Tag 5: Erfurt – Hilders

Nicht allzu spät gingen wir – in voller Fahrradmontur – zum Frühstück, denn uns stand eine anstrengende Etappe mit mindestens 120 Kilometern und gut 1300 Höhenmetern bevor.

Wir wählten den kurzen Weg aus Erfurt über Straßen statt durch den Park, aber das war völlig problemlos, auf den Straßen war nur mäßiger Verkehr. Auf den ersten Kilometern fuhren wir auf Radwegen und Straßen parallel zur Apfelstädt, von Georgenthal bis Tambach-Dietharz auf dem ersten Bahnradweg des heutigen Tages. Bis hierhin ging es mäßig bergauf. Zwischendurch checkte ich meinen Reifendruck auf dem Hinterreifen und drehte das Ventil nach bevor ich aufpumpte.

Ab Tambach-Dietharz folgte bis zum Rennsteig der erste Aufstieg auf rund 700m. Waren es im Tal noch fast 5°C, so wurde es bis oben immer kälter, es ging auf gut 1,5°C herunter, vor allem fuhren wir aber in die tiefhängenden Wolken. Zwar war auf dem Pass auch die Wetterscheide erreicht und wir hatten eine Abfahrt bei klarer Sicht und blauem Himmel mit Wölkchen bis Floh-Seligental, dennoch ist die Kälte bei Fahrtwind jenseits der 65 km/h nicht zu unterschätzen, so dass wir unten erst einmal beim Bäcker einkehrten.
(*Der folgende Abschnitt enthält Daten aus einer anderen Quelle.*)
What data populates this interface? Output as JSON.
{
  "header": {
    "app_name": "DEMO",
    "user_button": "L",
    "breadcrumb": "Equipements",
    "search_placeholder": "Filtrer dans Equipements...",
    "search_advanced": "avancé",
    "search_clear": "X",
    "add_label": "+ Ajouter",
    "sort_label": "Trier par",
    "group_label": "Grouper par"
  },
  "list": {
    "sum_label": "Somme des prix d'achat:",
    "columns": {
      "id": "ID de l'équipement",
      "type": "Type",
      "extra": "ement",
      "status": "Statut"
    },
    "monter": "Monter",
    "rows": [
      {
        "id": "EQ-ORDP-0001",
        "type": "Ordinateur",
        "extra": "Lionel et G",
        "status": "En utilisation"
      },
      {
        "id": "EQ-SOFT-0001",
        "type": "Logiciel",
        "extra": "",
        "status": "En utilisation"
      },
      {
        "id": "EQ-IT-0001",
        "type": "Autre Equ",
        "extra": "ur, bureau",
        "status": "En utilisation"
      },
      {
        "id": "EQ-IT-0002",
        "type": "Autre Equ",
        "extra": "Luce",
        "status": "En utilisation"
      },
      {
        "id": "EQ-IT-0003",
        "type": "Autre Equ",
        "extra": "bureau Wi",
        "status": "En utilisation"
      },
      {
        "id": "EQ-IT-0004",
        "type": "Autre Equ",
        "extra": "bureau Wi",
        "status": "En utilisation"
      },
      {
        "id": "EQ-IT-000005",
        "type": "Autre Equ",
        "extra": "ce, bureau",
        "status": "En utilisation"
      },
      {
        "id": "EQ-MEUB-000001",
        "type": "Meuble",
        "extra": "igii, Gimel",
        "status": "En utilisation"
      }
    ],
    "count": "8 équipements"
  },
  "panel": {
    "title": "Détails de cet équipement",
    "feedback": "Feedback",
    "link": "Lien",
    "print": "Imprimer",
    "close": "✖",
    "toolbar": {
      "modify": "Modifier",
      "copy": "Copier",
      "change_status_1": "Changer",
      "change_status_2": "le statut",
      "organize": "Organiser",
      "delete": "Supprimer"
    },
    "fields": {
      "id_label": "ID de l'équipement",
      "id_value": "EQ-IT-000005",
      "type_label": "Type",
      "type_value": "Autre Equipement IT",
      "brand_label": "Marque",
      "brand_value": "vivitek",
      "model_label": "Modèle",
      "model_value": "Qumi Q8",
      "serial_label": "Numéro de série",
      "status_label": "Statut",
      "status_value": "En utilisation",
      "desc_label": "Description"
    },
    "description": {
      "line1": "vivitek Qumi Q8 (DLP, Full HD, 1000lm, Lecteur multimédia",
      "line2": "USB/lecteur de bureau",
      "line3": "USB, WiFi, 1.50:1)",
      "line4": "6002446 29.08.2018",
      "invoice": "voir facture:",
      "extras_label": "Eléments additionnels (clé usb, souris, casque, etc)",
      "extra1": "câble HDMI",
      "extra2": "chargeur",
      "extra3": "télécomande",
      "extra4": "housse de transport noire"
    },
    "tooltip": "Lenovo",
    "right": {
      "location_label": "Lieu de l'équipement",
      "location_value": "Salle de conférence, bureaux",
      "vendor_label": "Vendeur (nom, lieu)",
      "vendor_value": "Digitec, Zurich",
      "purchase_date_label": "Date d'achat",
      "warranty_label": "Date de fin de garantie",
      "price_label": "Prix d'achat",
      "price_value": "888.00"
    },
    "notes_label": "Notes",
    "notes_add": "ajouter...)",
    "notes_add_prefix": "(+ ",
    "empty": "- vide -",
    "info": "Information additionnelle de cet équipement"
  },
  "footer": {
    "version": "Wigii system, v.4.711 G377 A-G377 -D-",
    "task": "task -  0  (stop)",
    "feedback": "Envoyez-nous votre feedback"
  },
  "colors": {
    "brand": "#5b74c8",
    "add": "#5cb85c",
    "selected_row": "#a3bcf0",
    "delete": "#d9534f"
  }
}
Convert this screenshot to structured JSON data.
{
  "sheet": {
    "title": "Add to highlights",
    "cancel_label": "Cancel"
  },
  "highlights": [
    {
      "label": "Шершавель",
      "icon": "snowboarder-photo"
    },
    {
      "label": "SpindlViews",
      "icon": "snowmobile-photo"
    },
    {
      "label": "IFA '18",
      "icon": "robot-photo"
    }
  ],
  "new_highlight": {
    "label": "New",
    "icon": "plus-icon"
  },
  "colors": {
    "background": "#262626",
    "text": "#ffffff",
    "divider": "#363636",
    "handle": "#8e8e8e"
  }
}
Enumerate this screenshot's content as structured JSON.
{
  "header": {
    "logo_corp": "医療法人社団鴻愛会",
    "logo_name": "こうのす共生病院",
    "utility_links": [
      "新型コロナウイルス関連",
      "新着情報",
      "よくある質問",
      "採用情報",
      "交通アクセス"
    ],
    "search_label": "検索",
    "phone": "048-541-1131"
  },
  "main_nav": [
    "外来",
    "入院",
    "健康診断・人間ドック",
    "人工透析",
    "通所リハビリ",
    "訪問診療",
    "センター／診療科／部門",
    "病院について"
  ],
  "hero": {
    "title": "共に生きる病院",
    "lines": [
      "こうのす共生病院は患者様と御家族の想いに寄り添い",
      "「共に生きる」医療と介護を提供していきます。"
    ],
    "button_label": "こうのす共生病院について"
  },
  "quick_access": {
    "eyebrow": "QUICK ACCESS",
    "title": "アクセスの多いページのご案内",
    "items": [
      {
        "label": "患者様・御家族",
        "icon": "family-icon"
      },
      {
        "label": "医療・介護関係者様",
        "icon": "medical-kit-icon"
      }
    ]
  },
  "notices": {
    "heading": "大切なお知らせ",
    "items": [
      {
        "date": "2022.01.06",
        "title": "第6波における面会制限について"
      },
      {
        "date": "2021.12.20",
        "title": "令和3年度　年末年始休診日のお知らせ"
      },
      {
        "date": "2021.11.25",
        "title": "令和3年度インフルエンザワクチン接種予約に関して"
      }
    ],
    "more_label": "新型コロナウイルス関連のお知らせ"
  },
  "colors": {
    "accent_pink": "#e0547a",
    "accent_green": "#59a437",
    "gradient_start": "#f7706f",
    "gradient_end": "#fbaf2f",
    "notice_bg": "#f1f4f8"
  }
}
Auf der Weiterfahrt auf dem zweiten Bahnradweg fiel abermals niedriger Reifendruck auf. War dieser eine Weile stabil geblieben, sank er jetzt rapide und und ich entfernte den Reifendrucksensor, den ich in Verdachte hatte, nachdem am Reifen nur wenig auffälliges zu finden war. Als auch das nichts half, entschied ich mich, einige Kilometer später den Schlauch zu wechseln – und stellte fest, dass ich den falschen Satz Schläuche für die dickeren Reifen, die ich im Winter fahre, eingesteckt hatte. So flickten wir den Schlauch mit einem Patch, danach war alles gut. In den kommenden Tagen muss ich aber dringend Ersatzschläuche in der korrekten Größe auftreiben.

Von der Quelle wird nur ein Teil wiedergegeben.